Furthermore, drains D of the memory cell transistors in the memory cells belonging to a column are connected to a common bit line. For example, the drains D of the memory cell transistors in the memory cells MC11 to MC51 are connected in common to a bit line BL101.
FIG. 49 is a plan view showing a structure of the background-art nonvolatile semiconductor memory device using the configuration of the memory cell array shown in FIG. 48. In FIG. 49, an arrangement of the floating gate, the word line (also used as the control gate), the source line and the isolation insulating film is schematically shown. For example, floating gates 411, 412, and 421 shown in FIG. 49 correspond to the respective floating gates FG in the memory cell transistors of the memory cells MC11, MC12, MC21 shown in FIG. 48.
Further, for example, a source region Sa shown in FIG. 49 corresponds to the respective sources S in the memory cell transistors of the memory cells MC11 and MC21 shown in FIG. 48, and a source region Sd shown in FIG. 49 corresponds to the respective sources S in the memory cell transistors of the memory cells MC31 and MC41 shown in FIG. 48.
Furthermore, for example, a drain region Da shown in FIG. 49 corresponds to the respective drains D in the memory cell transistors of the memory cells MC21 and MC31 shown in FIG. 48, and a drain region Dd shown in FIG. 49 corresponds to the respective drains D in the memory cell transistors of the memory cells MC41 and MC51 shown in FIG. 48.
Referring to FIG. 49, the source lines SL101 and SL102 include the source regions Sa to Sc, the source lines SL103 and SL104 include the source regions Sd to Sf, and the source line SL105 includes the source regions Sg to Si. Each of the source lines SL101 to SL105 is formed by providing a region where no isolation insulating film 112 is formed between the rows.
FIG. 50 is a cross section showing a cross-sectional structure taken along the line X100 of FIG. 49. The source region Sa and the source region Sb are isolated from each other by the full-isolation insulating film 112.
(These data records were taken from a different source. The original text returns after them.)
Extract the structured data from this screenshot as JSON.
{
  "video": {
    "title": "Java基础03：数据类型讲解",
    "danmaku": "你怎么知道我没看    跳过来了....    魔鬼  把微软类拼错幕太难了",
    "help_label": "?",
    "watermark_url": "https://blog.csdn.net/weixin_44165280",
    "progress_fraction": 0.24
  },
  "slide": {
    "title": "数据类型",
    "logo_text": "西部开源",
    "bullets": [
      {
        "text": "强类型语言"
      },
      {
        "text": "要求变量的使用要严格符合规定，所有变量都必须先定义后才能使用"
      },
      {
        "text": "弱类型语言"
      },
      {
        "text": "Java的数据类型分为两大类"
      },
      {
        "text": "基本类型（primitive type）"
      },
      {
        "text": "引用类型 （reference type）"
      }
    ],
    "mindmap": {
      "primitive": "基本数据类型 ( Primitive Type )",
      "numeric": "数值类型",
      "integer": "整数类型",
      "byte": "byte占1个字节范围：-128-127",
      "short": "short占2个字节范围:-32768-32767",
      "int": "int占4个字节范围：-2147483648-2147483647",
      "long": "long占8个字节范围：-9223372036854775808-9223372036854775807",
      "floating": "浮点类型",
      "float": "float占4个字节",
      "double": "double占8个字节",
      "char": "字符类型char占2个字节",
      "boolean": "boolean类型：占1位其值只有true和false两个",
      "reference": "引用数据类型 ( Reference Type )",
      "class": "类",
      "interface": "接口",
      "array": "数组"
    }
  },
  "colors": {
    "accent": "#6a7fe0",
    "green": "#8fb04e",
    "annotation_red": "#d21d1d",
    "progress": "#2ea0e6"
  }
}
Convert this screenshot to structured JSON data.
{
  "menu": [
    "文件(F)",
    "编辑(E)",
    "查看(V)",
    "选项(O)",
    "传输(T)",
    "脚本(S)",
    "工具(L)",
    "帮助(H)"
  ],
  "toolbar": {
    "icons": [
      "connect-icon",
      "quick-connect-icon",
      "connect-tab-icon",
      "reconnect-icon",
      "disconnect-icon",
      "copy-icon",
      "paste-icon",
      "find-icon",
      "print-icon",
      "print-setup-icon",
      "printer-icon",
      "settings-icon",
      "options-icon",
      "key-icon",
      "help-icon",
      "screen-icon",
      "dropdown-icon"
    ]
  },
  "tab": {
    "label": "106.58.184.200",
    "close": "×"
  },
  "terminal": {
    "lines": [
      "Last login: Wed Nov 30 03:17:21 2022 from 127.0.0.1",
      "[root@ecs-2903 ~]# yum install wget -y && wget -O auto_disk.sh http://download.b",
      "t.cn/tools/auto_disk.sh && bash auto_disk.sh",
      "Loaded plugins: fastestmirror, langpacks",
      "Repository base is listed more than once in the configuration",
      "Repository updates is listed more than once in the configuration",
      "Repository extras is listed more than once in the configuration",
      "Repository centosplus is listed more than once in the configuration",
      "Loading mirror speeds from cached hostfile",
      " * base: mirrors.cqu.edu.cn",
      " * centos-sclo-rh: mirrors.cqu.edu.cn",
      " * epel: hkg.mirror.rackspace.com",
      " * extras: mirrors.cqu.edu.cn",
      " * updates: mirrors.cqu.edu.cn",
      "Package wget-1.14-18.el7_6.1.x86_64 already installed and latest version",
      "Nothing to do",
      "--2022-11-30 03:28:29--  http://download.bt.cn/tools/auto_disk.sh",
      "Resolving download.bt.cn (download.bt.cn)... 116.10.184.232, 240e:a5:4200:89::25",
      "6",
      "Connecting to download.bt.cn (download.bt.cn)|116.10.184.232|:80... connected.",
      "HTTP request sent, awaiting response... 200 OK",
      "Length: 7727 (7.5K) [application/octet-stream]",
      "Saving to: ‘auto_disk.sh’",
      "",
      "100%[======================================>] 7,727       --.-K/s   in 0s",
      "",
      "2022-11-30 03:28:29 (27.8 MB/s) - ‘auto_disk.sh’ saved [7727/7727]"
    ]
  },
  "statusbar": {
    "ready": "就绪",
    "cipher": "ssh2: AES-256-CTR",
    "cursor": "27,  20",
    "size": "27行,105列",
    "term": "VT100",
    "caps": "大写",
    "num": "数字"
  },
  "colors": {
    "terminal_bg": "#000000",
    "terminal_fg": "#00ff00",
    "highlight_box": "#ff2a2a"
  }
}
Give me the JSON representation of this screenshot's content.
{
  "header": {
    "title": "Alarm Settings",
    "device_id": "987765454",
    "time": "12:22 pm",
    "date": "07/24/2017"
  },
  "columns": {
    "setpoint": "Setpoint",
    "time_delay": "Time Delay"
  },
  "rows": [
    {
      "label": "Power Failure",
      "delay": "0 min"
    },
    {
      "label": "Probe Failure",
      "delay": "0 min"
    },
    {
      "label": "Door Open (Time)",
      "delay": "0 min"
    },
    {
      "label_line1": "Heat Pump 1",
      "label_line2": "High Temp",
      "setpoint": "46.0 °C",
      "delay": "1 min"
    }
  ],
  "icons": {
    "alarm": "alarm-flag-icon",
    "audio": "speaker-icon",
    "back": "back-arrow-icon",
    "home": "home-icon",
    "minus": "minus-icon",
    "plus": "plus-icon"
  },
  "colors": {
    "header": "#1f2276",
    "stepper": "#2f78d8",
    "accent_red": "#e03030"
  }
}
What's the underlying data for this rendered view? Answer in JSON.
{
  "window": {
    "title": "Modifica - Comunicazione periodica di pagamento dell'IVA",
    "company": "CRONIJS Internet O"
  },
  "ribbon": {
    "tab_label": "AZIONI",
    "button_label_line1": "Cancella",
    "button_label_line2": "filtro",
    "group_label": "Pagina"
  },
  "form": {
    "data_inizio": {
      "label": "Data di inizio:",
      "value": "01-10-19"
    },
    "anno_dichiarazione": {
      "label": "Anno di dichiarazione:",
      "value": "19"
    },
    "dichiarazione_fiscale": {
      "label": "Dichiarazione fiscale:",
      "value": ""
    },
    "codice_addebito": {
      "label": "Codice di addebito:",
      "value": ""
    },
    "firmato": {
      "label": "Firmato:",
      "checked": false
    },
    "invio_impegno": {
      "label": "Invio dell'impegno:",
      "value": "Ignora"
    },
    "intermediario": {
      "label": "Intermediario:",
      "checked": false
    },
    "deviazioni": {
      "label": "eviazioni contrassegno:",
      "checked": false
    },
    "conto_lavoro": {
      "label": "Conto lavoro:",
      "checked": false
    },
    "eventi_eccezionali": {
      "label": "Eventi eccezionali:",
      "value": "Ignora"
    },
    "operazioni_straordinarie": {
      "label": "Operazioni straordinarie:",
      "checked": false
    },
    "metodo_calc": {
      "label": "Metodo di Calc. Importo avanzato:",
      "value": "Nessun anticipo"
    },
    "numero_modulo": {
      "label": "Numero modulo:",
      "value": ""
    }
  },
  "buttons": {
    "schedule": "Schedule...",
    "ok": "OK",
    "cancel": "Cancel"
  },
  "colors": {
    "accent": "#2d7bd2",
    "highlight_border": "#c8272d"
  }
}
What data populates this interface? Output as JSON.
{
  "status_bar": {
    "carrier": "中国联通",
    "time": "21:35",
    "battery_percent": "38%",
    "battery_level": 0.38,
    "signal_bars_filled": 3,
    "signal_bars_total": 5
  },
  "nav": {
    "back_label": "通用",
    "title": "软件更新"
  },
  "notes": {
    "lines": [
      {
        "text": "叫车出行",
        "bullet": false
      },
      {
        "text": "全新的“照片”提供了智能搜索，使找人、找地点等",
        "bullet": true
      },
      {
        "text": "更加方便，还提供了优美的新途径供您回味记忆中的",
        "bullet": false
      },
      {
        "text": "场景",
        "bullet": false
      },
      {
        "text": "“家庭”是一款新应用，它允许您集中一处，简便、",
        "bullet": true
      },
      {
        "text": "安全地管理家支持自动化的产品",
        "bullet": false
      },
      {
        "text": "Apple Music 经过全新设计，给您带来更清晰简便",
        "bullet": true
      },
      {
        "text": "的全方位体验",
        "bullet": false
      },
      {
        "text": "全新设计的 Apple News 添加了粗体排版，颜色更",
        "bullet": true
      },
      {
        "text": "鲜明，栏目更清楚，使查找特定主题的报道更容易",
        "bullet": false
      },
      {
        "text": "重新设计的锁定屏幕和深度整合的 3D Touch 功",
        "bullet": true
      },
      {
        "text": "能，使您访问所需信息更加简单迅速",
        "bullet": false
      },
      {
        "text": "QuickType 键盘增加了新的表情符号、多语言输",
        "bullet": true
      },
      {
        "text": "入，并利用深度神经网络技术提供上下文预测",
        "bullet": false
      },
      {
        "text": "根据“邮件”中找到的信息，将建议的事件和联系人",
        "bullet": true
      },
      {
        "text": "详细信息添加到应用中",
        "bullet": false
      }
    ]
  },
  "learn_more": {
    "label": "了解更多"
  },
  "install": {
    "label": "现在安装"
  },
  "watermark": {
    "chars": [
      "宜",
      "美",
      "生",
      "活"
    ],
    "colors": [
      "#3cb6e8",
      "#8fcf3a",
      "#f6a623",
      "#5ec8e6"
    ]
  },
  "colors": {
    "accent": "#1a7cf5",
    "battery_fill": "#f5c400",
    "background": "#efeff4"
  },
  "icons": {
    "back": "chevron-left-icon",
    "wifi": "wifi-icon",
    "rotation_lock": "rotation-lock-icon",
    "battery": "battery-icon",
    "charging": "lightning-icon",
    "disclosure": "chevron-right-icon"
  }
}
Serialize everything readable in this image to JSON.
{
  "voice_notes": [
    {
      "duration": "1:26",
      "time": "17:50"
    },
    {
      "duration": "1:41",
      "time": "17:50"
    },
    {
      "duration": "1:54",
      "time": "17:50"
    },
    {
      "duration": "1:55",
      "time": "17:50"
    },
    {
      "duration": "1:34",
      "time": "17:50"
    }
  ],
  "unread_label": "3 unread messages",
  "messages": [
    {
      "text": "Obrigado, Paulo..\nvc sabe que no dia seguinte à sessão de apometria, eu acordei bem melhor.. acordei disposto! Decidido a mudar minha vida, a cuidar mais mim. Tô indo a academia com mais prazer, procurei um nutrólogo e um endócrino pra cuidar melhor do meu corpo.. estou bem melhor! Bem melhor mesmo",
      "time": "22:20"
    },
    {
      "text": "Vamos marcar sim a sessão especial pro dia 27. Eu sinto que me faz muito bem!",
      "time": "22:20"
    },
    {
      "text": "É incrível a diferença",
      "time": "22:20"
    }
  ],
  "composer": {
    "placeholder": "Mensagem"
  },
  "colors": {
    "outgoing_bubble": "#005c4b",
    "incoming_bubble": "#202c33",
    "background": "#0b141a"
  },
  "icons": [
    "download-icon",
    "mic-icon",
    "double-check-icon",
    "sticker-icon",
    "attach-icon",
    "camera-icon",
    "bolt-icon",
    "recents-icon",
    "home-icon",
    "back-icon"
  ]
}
This background-art nonvolatile semiconductor memory device, however, has the following problem. Referring to FIG. 47, this problem will be discussed. As discussed above, in the write operation of data, a high voltage is applied to the drain region 102d and the control gate 106 with a ground potential applied to the source region 102s. At this time, a large number of pairs of electrons and positive holes are generated near the channel region and the drain region 102d through an collision ionization.
In the background-art nonvolatile semiconductor memory device using the SOI substrate, since the body region is in an electrically floating state, the positive holes are accumulated in the body region. Therefore, as the body potential rises, a parasitic bipolar transistor consisting of the source region 102s, the drain region 102d and the body region is driven and as a result, a parasitic bipolar current is carried from the source region 102s towards the drain region 102d, to cause a malfunction. Thus, in the background-art nonvolatile semiconductor memory device, the positive holes are accumulated in the body region due to the electrically floating state of the body region, to drive the parasitic bipolar transistor, thereby disadvantageously causing a malfunction.